1. Topicals. First of all, I have kids and a wife and I was always concerned they might be getting some exposure. I always washed myself and covered the area, so I doubt it was ever an issue. But it was just a nagging doubt that seemed to linger. However, a more realistic concern is one uncovered by ZRT Labs – thanks Sam for the rec! – that showed that the topical testosterones create a non-physiological and unnatrual distribution of testosterone within the body – something I cover in link on Potential Risks Associated with Testosterone Therapy – where very high testosterone and estradiol levels exist in the capillaries. Assuming this is true, I figured it cannot be a good thing. (Besides, Androgel never boosted my T a ng!)
In addition, topicals tend to jack up DHT levels to supraphysiological levels. I have seen many time on the Peak Testosterone Forum, men with 2, 3 or even 4 times the upper value of the lab range for DHT in men that are on topical (transdermal) testosterone. This is essentially a “steroid” level of DHT, and I cannot see any good coming out of that long term. Time will tell I guess.
2. Longer Term Solutions (Pellets and Undecanoate). Both testosterone pellets (implants) and testosterone undecanoate (Nebido / Aveed) are solutions that do not need to be done weekly or daily but rather every 2-3 months (roughly). As such, they are very convenient for some men. However, the problem is that these delivery systems give a fairly slow ride up to peaking levels and then a slow ramp down. Some men are not going to feel as good during the pretty quick ramp up and down. I basically had a few good weeks out of 3 months and that was about it. It gave me a taste as to what HRT could do for me, but did not give me reliable results. Plus, some men will find that, when the pellets or undecanoate hits peaking levels that they are too high in estradiol.. And it will be difficult for a doctor to prescribe Arimidex or maybe DIM / chrysin, because the levels change significantly from week-to-week. There are other issues, but I’ll let you read my page on Testosterone Pellets for more information if you are interested.
3. Intramuscular Cypionate. I am very thankful that I was put on intramuscular cypionate by my former HRT clinic: it restored my morning erections for the first time in my life and got rid of three decades of mild depression virtually overnight. That said, even weekly cypionate give you a pretty wild ride with your testosterone and estradiol. I ended up with a little gyno because of it and, for awhile I was on Arimidex as well.
While each of the above provided improvement over the former, I did not like the battle with even mild gynecomastia, nor swings that I felt weekly. And this is where subQ stepped in.

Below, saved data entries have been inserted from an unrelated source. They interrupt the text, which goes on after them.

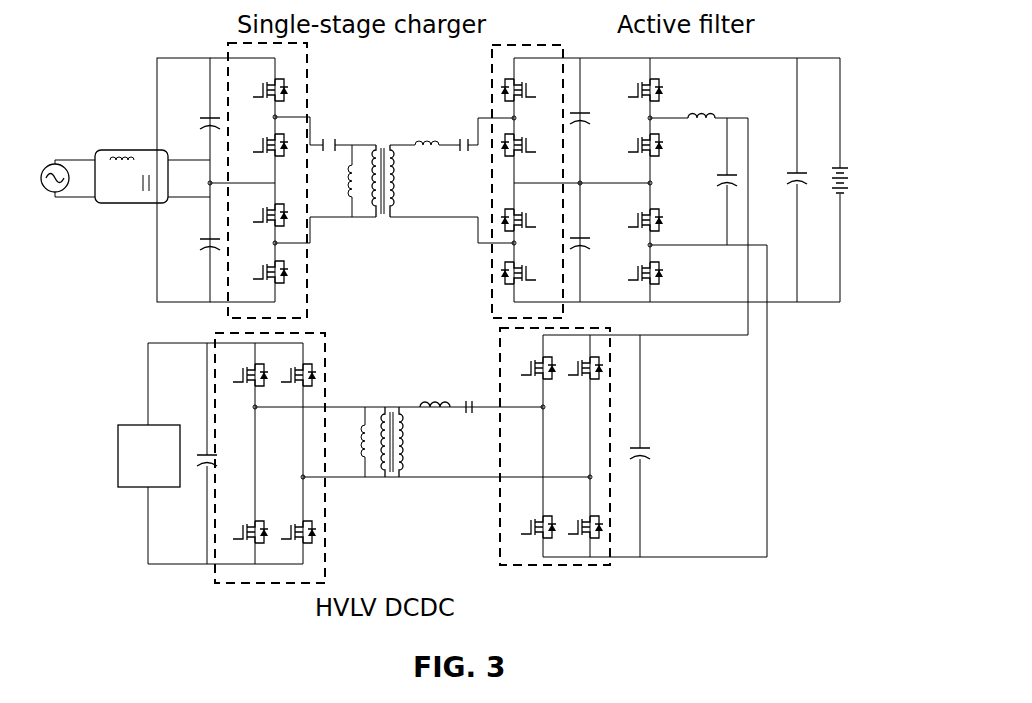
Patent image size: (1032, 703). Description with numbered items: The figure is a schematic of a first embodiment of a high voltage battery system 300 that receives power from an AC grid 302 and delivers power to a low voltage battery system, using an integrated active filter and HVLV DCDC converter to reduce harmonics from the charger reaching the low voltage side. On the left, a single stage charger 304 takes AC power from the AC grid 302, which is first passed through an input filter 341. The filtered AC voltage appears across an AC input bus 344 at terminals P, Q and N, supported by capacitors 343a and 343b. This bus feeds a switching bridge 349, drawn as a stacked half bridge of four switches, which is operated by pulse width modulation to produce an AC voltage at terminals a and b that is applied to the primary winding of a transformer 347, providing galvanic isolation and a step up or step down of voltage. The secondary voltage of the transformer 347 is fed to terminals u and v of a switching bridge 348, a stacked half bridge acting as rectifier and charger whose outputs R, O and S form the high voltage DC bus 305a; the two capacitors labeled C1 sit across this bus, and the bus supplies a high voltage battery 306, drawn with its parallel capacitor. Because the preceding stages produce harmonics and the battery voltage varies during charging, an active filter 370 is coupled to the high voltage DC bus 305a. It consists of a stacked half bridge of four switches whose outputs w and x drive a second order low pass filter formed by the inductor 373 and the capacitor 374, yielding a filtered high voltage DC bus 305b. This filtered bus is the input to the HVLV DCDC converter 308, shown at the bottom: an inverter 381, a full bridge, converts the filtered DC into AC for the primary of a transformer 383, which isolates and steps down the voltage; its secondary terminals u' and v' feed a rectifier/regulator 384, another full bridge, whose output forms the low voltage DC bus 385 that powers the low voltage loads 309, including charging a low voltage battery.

The high voltage battery system 300 is at (792, 398).
The AC grid 302 is at (44, 162).
The single stage charger 304 is at (80, 312).
The high voltage DC bus 305a is at (827, 58).
The filtered high voltage DC bus 305b is at (680, 336).
The high voltage battery 306 is at (845, 165).
The HVLV DCDC converter 308 is at (118, 583).
The low voltage loads 309 is at (130, 425).
The input filter 341 is at (113, 150).
The capacitor 343a is at (200, 113).
The capacitor 343b is at (200, 250).
The AC input bus 344 is at (186, 55).
The transformer 347 is at (382, 140).
The switching bridge 348 is at (522, 42).
The switching bridge 349 is at (310, 80).
The active filter 370 is at (748, 42).
The inductor 373 is at (692, 110).
The capacitor 374 is at (732, 187).
The inverter 381 is at (578, 565).
The transformer 383 is at (390, 400).
The rectifier/regulator 384 is at (220, 583).
The low voltage DC bus 385 is at (176, 342).
The DC link capacitors C1 is at (574, 121).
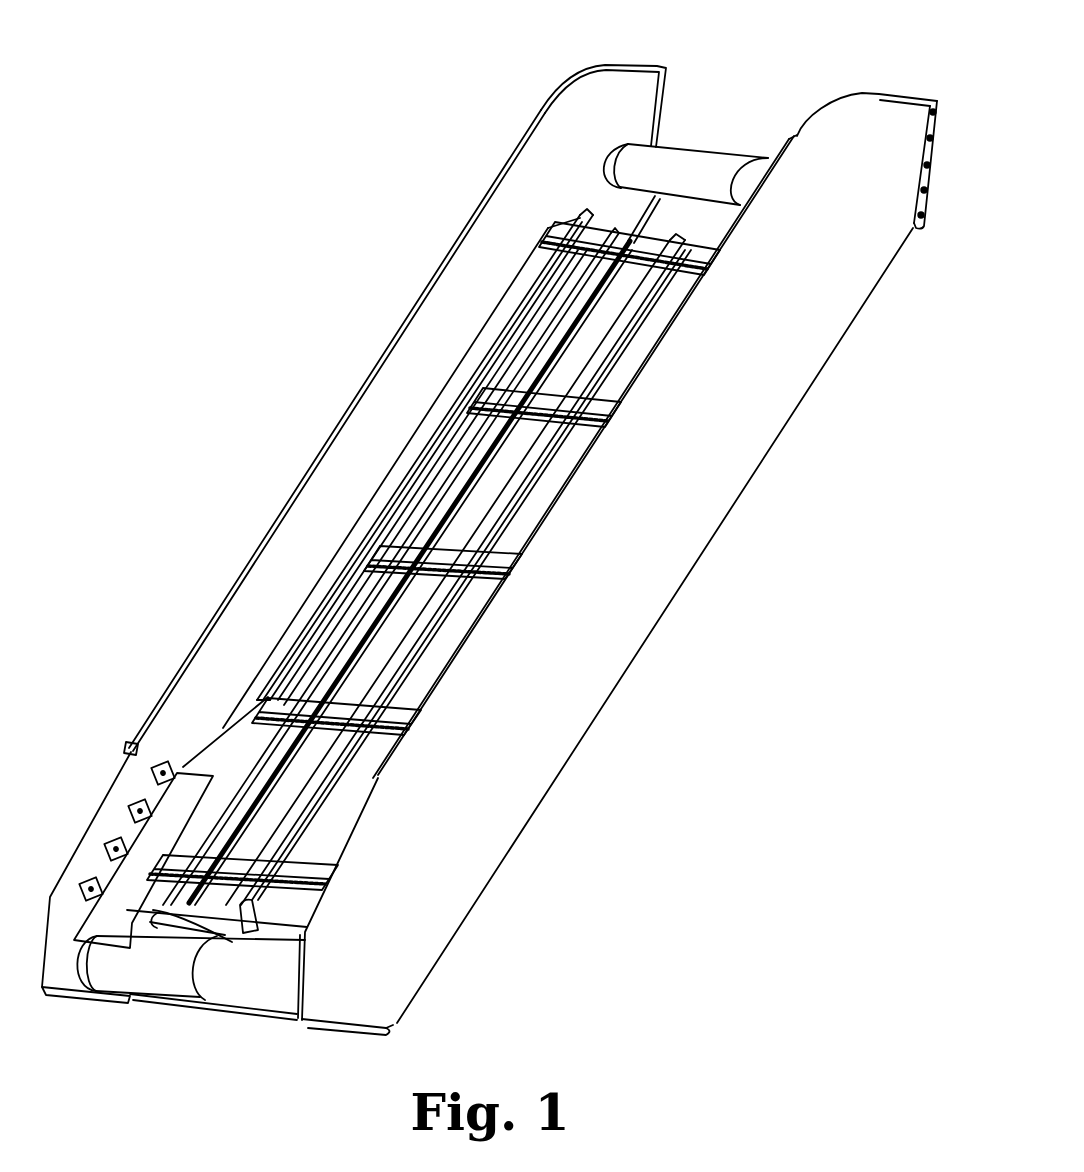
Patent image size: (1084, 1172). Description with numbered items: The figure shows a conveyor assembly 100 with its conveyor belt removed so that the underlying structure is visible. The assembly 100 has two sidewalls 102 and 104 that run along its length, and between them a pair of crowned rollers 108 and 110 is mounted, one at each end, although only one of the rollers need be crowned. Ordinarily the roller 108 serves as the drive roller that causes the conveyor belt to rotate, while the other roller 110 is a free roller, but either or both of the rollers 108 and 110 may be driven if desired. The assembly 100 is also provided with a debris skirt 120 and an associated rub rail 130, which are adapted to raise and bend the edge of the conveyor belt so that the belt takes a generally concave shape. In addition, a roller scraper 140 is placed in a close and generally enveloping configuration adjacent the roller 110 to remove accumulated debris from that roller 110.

Look at what subQ testosterone cypionate injections did for me:
- Able to accurately bring your testosterone to almost any desired level by simply adjusting the dose. In my case I am targeting youthful testosterone levels around a 800 ng/dl. Some men may feel better a little lower than this.
- Brought my estradiol levels back into the 20-30 pg/ml range. (My last reading was 27 pg/ml.)

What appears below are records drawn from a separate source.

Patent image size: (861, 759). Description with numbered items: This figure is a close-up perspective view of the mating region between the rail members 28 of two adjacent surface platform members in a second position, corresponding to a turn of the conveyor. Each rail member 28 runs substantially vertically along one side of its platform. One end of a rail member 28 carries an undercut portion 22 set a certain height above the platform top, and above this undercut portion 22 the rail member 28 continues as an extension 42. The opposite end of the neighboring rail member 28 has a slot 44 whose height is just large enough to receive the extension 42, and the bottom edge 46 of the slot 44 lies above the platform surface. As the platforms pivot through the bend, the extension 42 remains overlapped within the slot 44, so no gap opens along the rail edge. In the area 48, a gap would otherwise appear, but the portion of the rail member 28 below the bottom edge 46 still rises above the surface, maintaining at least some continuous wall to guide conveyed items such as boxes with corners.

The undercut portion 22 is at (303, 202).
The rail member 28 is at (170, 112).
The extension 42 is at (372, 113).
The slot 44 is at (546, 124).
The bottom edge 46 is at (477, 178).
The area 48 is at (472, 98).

- As mentioned, it got rid of some gyno I had been fighting.
- I have noticed more consistency in morning erections.
- I am able to self-inject.
- Should lead to shallower peak and valley testosterone and estradiol levels.
For all these reasons, I think that I can make a compelling case for subQ testosterone cypionate being the best overall choice out there. Men who are Low SHBG may feel better using a shorter ester such as propionate. However, we have had at least one low SHBG man who has successfully used cypionate.
I also like the fact that I seem to feel better with each passing month that goes by. This might just be coincidence, but I feel that, as time has gone on, morning erections are coming more steadily and more strongly and the body is almost “healing” itself from the years of either low or unsteady testosterone levels.